Differential amplifiers are used for many functions, including sensing circuits and the like. For example, differential amplifiers are commonly used for sensing a current level. In a relatively common measurement configuration, a sense resistor is placed in a current path and an amplifier circuit senses voltage across the sense resistor. According to Ohm's law (V=IR), the sensed voltage represents or is otherwise easily converted to another signal which represents the sensed current level.
The implementation of the amplifier circuit depends on the application and system design specifications. The series sense resistor usually has a relatively small resistance, such as less than 1 Ohm (Ω) (e.g., 10-100 milliohms (mΩ) or the like), to avoid significant impact on the current being measured. Thus, the amplifier circuit is usually configured with a relatively high gain to ensure relatively accurate measurement.
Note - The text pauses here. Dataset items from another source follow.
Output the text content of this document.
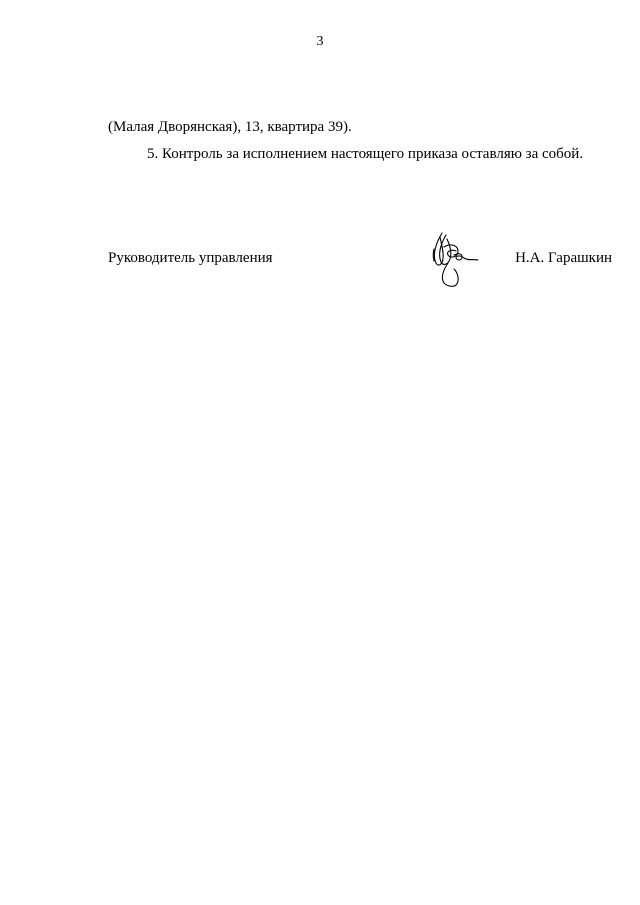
3
(Малая Дворянская), 13, квартира 39).
5. Контроль за исполнением настоящего приказа оставляю за собой.
Руководитель управления	Н.А. Гарашкин
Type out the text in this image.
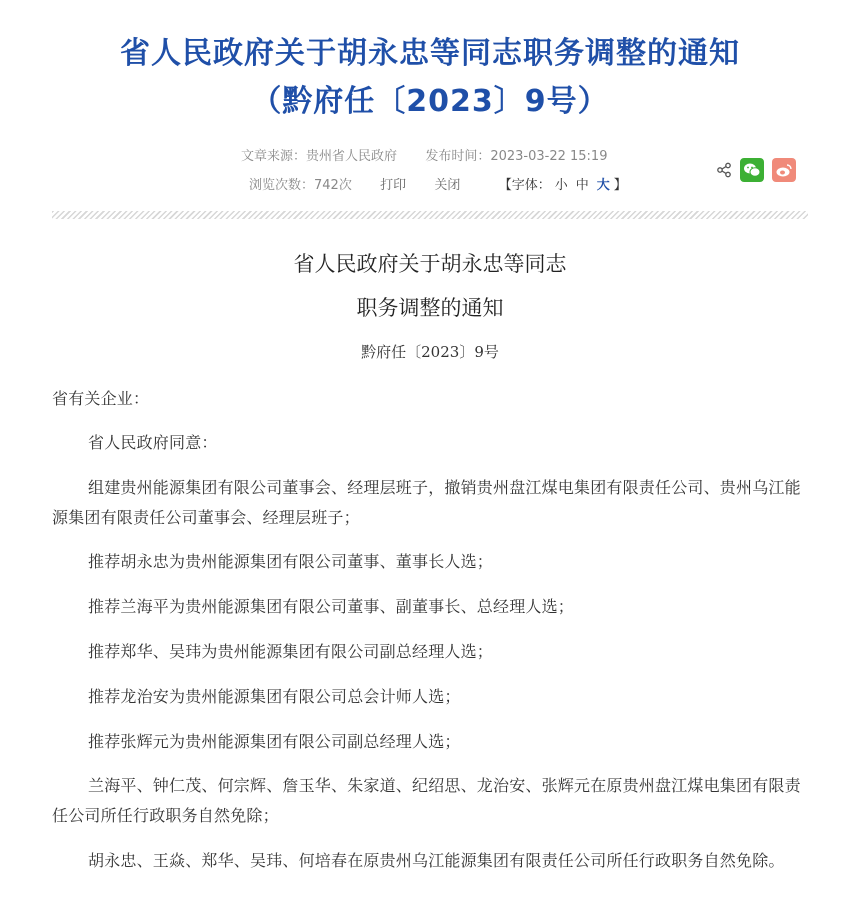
省人民政府关于胡永忠等同志职务调整的通知
（黔府任〔2023〕9号）
文章来源：贵州省人民政府 发布时间：2023-03-22 15:19
浏览次数：742次 打印 关闭	【字体： 小 中 大 】
省人民政府关于胡永忠等同志
职务调整的通知
黔府任〔2023〕9号
省有关企业：
省人民政府同意：
组建贵州能源集团有限公司董事会、经理层班子，撤销贵州盘江煤电集团有限责任公司、贵州乌江能源集团有限责任公司董事会、经理层班子；
推荐胡永忠为贵州能源集团有限公司董事、董事长人选；
推荐兰海平为贵州能源集团有限公司董事、副董事长、总经理人选；
推荐郑华、吴玮为贵州能源集团有限公司副总经理人选；
推荐龙治安为贵州能源集团有限公司总会计师人选；
推荐张辉元为贵州能源集团有限公司副总经理人选；
兰海平、钟仁茂、何宗辉、詹玉华、朱家道、纪绍思、龙治安、张辉元在原贵州盘江煤电集团有限责任公司所任行政职务自然免除；
胡永忠、王焱、郑华、吴玮、何培春在原贵州乌江能源集团有限责任公司所任行政职务自然免除。
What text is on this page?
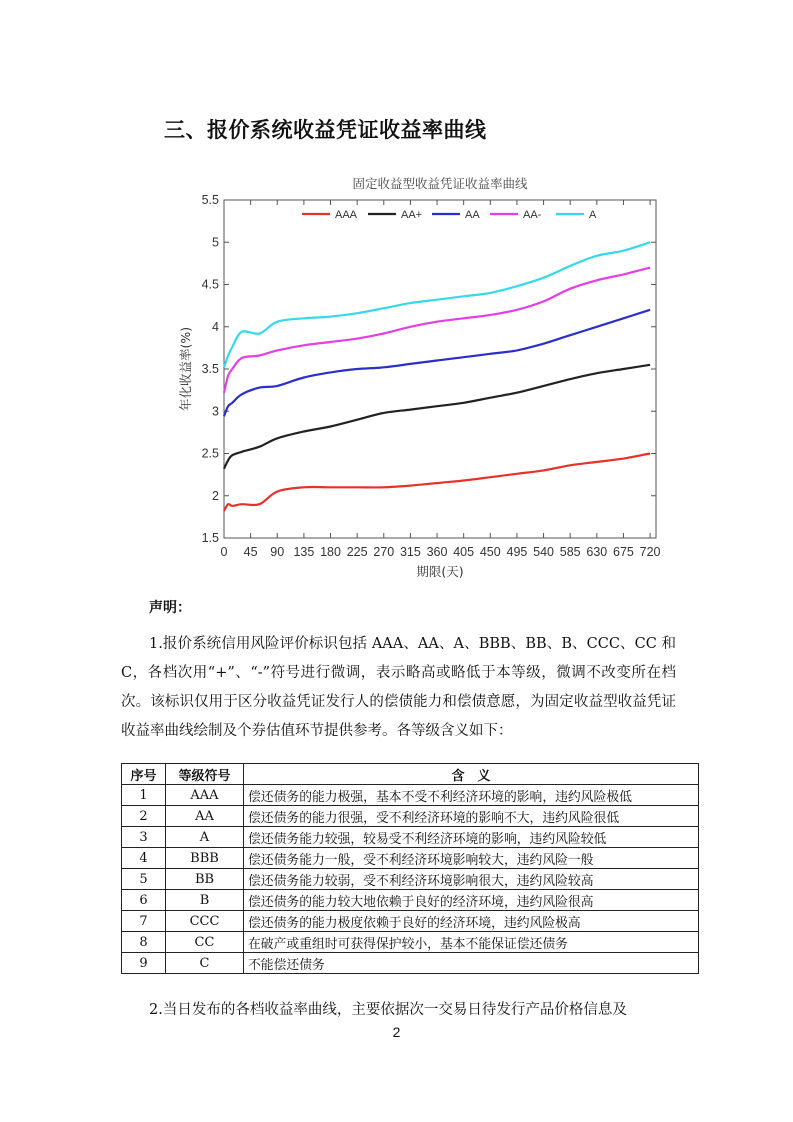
三、报价系统收益凭证收益率曲线
1.5
2
2.5
3
3.5
4
4.5
5
5.5
0 45 90 135 180 225 270 315 360 405 450 495 540 585 630 675 720
固定收益型收益凭证收益率曲线
期限(天)
年化收益率(%)
AAA	AA+	AA	AA-	A
声明：
1.报价系统信用风险评价标识包括 AAA、AA、A、BBB、BB、B、CCC、CC 和 C，各档次用“+”、“-”符号进行微调，表示略高或略低于本等级，微调不改变所在档次。该标识仅用于区分收益凭证发行人的偿债能力和偿债意愿，为固定收益型收益凭证收益率曲线绘制及个券估值环节提供参考。各等级含义如下：
序号	等级符号	含　义
1	AAA	偿还债务的能力极强，基本不受不利经济环境的影响，违约风险极低
2	AA	偿还债务的能力很强，受不利经济环境的影响不大，违约风险很低
3	A	偿还债务能力较强，较易受不利经济环境的影响，违约风险较低
4	BBB	偿还债务能力一般，受不利经济环境影响较大，违约风险一般
5	BB	偿还债务能力较弱，受不利经济环境影响很大，违约风险较高
6	B	偿还债务的能力较大地依赖于良好的经济环境，违约风险很高
7	CCC	偿还债务的能力极度依赖于良好的经济环境，违约风险极高
8	CC	在破产或重组时可获得保护较小，基本不能保证偿还债务
9	C	不能偿还债务
2.当日发布的各档收益率曲线，主要依据次一交易日待发行产品价格信息及
2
Many different amplifier circuit implementations have been used to sense the voltage developed across the sense resistor. The amplifier circuit is usually designed to amplify a very small sense voltage in the presence of relatively large common-mode voltages. DC precision (low input offset voltage) and high common-mode rejection ratio (CMRR) are distinguishing characteristics of the op amps used within amplifier circuits.
It is often desired to measure current in both directions so that a bidirectional amplifier circuit is used. One common bidirectional configuration is to use a pair of amplifiers (e.g., operational amplifiers) in a dual configuration in which a first amplifier senses current in one direction and a second amplifier senses current in the opposite direction. In certain applications, however, it may be desired to minimize the size and cost of circuitry and power consumption. A dual amplifier solution typically increases cost, size and power consumption, and each individual amplifier usually has a voltage offset. The dual amplifier solution should be designed to ensure that only one amplifier is on at any given time to prevent erroneous output or even circuit failure. This presents a design challenge at the low level or zero-crossing point, since the dual configuration is usually configured with a voltage gap thus reducing overall accuracy.
Single amplifier implementations are known. Such implementations are either complicated, expensive, power consuming, etc. For example, the power must usually be increased to increase bandwidth (speed of response), and complicated amplifier topology along with filtering circuitry is usually added to minimize offset voltage. It is desired to provide a simple, low power solution which minimizes offset voltage to improve accuracy.